Justicia francesa exonera a policías por muerte de jóvenes

Un tribunal de Francia exoneró el lunes a dos policías acusados de participar en la muerte de dos adolescentes en un suburbio problemático de París hace una década, lo que provocó semanas de disturbios en todo el país.

El veredicto provocó temores de que se desatara una nueva ola de desconfianza, ira y protestas similares a las que se han visto recientemente en Estados Unidos.

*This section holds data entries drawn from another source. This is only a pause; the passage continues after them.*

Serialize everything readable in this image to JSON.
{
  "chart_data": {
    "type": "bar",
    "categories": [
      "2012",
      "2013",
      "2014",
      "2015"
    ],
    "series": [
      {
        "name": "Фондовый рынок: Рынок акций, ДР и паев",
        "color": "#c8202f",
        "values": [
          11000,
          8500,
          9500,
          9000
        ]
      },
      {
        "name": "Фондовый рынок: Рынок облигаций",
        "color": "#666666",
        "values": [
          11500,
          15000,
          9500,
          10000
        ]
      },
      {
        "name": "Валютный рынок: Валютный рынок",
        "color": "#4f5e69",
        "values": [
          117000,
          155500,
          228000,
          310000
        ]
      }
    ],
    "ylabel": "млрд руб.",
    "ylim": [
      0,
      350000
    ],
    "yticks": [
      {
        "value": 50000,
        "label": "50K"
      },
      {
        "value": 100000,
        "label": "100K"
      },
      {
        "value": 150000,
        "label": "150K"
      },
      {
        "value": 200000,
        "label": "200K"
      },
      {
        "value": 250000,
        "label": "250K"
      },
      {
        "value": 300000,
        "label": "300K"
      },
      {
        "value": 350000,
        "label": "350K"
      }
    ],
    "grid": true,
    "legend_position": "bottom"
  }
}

La corte de la ciudad de Rennes, en el occidente de Francia, encontró que los agentes Sebastien Gaillemin y Stephanie Klein no son responsables de la muerte de dos jóvenes que ingresaron a una subestación eléctrica para esconderse de la Policía y murieron electrocutados en octubre de 2005. Otro chico sobrevivió a la poderosa descarga eléctrica de 20.000 voltios aunque sufrió quemaduras graves.

Ninguno de los dos policías tuvo "certeza clara de que había un peligro grave e inminente", como lo señala la ley francesa, dijo el juez Nicolas Leger.

La muerte de Bouna Traore y Zyed Benna puso los reflectores en la vida de los aislados barrios de los suburbios habitados por los más pobres de Francia, muchos de ellos descendientes de inmigrantes africanos. Luego de tres semanas de disturbios, en los que cientos de vehículos fueron incendiados, al igual que edificios públicos, se detuvo a miles de personas. Se declaró el estado de emergencia y se impuso el toque de queda.

Los dos acusados podrían haber sido condenados a más de cinco años de cárcel en caso de que se les hubiera encontrado culpables de no ayudar a alguien en peligro.

Momentos después de que se leyera la sentencia, una mujer joven se levantó en el tribunal y gritó: "La Policía por encima de la ley, como siempre".

En la tarde del 27 de octubre de 2005, Gaillemin, de 41 años, perseguía a los tres adolescentes y los vio dirigirse a la subestación eléctrica pero no hizo nada por impedir que entraran al lugar ni llamó a los servicios de emergencia. Por el contrario, dijo por la radio de la Policía: "Si entran ahí, no daría mucho por sus vidas".

Klein, de 38 años, entonces una interna sin experiencia, coordinaba las comunicaciones de radio de la Policía, y escuchó la frase.

Fiscales se negaron repetidamente a presentar cargos contra los agentes pero una corte superior de Francia los obligó a hacerlo. El fiscal de Rennes, que fue uno de quienes se rehusó originalmente a formular cargos, solicitó la exoneración.